Puberty isn’t all heavy eyeliner, moodiness and tantrums. It’s also being vulnerable and wanting support from the people we look up to most – our parents
Ah, puberty. That time we’ve all experienced, when we weren’t sure why we hated everyone and everything for seemingly no reason. The time when people told you it’s ‘exciting’ but all you wanted to do was listen to My Chemical Romance and stare
at the blank sky in dramatic main-character fashion. And now, as parents, your children are doing the same thing (although it might look a little different).
What’s Going On?
Though we’ve been down the same road before, nobody’s experiences of puberty are the same, so it’s important to try and understand what might be going on. Not only are children transitioning physically, they’re also going through some strange, confusing emotional changes such as mood swings, changes in energy levels, wanting independence but also parental support, self-esteem and body image issues and wanting to explore their sexual identities.
If you’ve seen any coming-of-age film (think Lady Bird, Almost Famous or Boyhood) you’re familiar, and might even identify
with those feelings of wanting to become your own person – but still wanting to be recognised by others. Kids are going through so many physical changes that might be a bit embarrassing and, at times, unwanted –they’re also excited yet afraid of all the sudden changes happening. As parents, we want to help them feel comfortable in their own skin, and be reassuring, even though it may feel like being at war with a tiny version of yourself.
Extend an Olive Branch
You might get a little fed up with the raging hormones being targeted your way, but in this confusing time it’s important to reassure and listen to them in a non-judgemental way. Getting angry and blaming children for feeling anything other than happiness doesn’t help them feel accepted and normal. Puberty is the time when children’s mindsets are shaped for their adult selves… How you play a role in that shaping will have an effect in years to come.
• Privacy: Let them be alone if they want to be, but also be ready and accepting for when they want to be in company or need some loving – chat to them about reasonable family time versus personal time limits. Allow them to explore their independence safely, knowing you’ll be there if they need a shoulder.
• Compassion and reassurance: Put yourself in their shoes – they’re most likely struggling with their identity. Praise them for their achievements, and stay interested in their lives. Be open, compassionate, understanding and reassuring that you have their back.
• Listen: It’s frustrating for you as a parent, but don’t get upset at them when they speak about feeling hatred towards themselves… It’s not their fault. Stay calm during outbursts, and let them open up to you and know that they can trust you’ll listen to them.
• Talk and explain: It’s helpful to get advice from other parents or from your partner about how to talk to your child about puberty. This will help you feel supported when discussing these topics with your own child. Explain how it all works, and find compromises where necessary.
• Normalise: Not everyone has the same experience of puberty; some go through different changes – some changes are more or less pronounced than others. They may feel embarrassed about certain things, which is common, and helping them understand that everyone develops at their own pace can help.

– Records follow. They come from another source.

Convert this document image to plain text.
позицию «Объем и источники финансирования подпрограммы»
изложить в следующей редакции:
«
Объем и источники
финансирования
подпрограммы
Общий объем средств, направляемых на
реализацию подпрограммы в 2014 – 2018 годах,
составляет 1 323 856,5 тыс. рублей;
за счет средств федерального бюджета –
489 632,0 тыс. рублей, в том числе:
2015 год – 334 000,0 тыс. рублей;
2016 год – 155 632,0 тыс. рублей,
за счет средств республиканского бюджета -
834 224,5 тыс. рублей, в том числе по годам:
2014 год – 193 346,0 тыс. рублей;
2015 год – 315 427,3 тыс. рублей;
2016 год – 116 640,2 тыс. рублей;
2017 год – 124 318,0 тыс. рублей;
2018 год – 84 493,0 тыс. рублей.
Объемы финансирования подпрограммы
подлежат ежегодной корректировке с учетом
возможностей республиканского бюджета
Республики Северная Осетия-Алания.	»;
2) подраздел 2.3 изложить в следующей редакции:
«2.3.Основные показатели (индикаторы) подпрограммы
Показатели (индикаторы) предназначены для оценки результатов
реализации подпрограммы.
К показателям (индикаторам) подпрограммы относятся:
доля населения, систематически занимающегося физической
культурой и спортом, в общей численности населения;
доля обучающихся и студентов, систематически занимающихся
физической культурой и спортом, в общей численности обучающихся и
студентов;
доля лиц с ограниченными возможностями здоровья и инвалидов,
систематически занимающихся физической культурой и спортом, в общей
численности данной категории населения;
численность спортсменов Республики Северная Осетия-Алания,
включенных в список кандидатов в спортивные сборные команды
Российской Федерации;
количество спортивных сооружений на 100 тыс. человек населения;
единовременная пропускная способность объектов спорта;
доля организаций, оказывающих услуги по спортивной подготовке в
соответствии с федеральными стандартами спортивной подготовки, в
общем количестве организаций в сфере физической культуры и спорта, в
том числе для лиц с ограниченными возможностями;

Reinforce the idea that there’s nothing ‘wrong’ with them, and that you accept them for who they are and will support them.
No parent is perfect – we’re all just trying our best, and we can get confused too. But stay strong, trust in your skills as a parent, and don’t be afraid or embarrassed to reach out to others for support. Stay involved with your child to help build trust between the two of you – adolescence is temporary. Accept that your child is growing up, and that your family’s dynamic is
changing too. It’s all part of the circle of life!